"Dr. Doom" Delivers Mining-Friendly Growth Prediction

Resource Investing News

The economist who correctly predicted the 2008 financial crisis says that in 2014, emerging economies will grow at close to 5 percent.

Image of Nouriel Roubini, from the 2012 World Economic Forum, by Connormah. Posted on Wikimedia Commons.

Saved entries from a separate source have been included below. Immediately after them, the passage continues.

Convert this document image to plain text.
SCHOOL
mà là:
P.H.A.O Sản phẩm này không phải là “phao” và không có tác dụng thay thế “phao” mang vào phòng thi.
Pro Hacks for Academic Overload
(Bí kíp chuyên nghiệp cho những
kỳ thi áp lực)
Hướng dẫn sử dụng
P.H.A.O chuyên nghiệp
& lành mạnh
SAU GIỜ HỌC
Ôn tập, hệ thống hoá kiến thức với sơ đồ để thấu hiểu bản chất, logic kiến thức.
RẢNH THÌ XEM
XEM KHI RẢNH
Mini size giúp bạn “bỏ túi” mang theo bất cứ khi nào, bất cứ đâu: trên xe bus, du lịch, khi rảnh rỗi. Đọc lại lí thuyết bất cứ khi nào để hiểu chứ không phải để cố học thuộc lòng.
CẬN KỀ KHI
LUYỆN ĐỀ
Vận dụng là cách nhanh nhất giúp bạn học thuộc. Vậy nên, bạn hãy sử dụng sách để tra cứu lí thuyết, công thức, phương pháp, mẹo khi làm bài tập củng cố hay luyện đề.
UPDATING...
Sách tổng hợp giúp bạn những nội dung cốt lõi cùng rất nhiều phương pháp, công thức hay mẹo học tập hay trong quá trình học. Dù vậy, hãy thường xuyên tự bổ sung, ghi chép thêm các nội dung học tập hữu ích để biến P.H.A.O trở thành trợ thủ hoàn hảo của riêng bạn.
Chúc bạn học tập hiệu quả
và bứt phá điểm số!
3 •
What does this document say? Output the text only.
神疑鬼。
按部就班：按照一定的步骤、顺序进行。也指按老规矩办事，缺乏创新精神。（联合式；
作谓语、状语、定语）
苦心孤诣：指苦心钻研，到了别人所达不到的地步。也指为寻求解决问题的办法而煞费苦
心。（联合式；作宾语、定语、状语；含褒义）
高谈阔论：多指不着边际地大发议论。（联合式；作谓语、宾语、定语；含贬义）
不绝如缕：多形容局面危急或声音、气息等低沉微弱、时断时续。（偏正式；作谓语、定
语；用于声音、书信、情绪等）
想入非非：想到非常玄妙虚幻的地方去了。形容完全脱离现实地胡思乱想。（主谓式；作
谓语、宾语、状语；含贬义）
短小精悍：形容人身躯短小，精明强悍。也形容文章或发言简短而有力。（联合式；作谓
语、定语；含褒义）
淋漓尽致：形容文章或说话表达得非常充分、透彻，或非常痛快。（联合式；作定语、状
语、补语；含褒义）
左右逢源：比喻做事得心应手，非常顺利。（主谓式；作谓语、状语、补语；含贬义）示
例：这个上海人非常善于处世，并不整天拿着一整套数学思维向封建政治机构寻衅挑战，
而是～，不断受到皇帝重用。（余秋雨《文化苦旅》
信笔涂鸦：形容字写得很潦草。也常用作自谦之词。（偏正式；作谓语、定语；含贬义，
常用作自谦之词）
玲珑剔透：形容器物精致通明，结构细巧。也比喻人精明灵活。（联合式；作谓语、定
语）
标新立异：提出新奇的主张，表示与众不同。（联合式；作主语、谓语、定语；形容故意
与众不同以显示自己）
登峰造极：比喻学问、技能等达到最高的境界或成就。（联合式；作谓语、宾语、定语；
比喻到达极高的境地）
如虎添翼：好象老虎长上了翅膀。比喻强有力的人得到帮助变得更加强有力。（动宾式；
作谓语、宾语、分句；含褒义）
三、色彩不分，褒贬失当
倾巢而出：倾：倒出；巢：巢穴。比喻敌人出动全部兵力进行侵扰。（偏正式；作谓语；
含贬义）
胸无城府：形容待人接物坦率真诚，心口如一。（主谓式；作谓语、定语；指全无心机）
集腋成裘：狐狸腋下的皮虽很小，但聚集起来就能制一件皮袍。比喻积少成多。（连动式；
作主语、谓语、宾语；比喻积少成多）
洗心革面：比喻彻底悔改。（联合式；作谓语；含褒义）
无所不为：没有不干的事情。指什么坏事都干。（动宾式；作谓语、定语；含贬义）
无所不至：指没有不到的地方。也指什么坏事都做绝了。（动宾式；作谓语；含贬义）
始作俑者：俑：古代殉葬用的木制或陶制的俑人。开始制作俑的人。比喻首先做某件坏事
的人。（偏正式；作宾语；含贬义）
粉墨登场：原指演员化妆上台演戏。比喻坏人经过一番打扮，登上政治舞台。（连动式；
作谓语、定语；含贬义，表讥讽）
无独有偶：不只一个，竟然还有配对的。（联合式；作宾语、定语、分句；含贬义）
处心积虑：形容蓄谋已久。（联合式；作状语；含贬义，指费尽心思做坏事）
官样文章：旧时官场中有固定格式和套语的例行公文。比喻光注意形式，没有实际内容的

The economist nicknamed “Dr. Doom” who correctly predicted the 2008 global financial crisis offered some positive news for mining in a 2014 outlook piece published by The Project Syndicate. 
Nouriel Roubini, a professor at NYU’s Stern School of Business and a senior economist for the White House during the Clinton Administration, believes that economic growth will pick up this year in both developed economies and emerging markets.
Of particular relevance to mining, Roubini said that emerging markets will grow faster than they did in 2013, close to 5 percent year on year, due to several factors including the fact that “[b]risker recovery in advanced economies will boost imports from emerging markets.” That compares to an annual growth rate for advanced economies approaching 1.9 percent.
He named South Korea, the Philippines, Malaysia, Poland, the Czech Republic, Chile, Colombia, Peru, Mexico, Kenya and Rwanda, as among the better-performing emerging markets due to their fewer “macroeconomic, policy and financial weaknesses.” Developing countries expected to remain fragile in 2014 include India, Indonesia, Brazil, Turkey, South Africa, Hungary, Ukraine, Argentina, and Venezuela.
Looking at two of the biggest factors for commodities, quantitative easing and Chinese economic growth, Roubini was sanguine, noting that the Fed’s exit from QE will be slow, and that policy reforms in China will attenuate the risk of a hard landing. He predicted China will maintain an annual growth rate higher than 7 percent in 2014.
On the potential for so-called “tail risks”, referring to low-probability, high-impact shocks such as a Eurozone implosion, Roubini described such threats as “far more subdued” than in previous years.
In his characteristic gloomy style, though, Roubini left open the possibility that it could all go horribly wrong, noting for example that China’s medium-term prospects “remain worrisome” and Europe’s “fundamental problems remain unresolved”:
“In sum, the global economy will grow faster in 2014, while tail risks will be lower,” he wrote. “But, with the possible exception of the US, growth will remain anemic in most advanced economies, and emerging-market fragility – including China’s uncertain efforts at economic rebalancing – could become a drag on global growth in subsequent years.”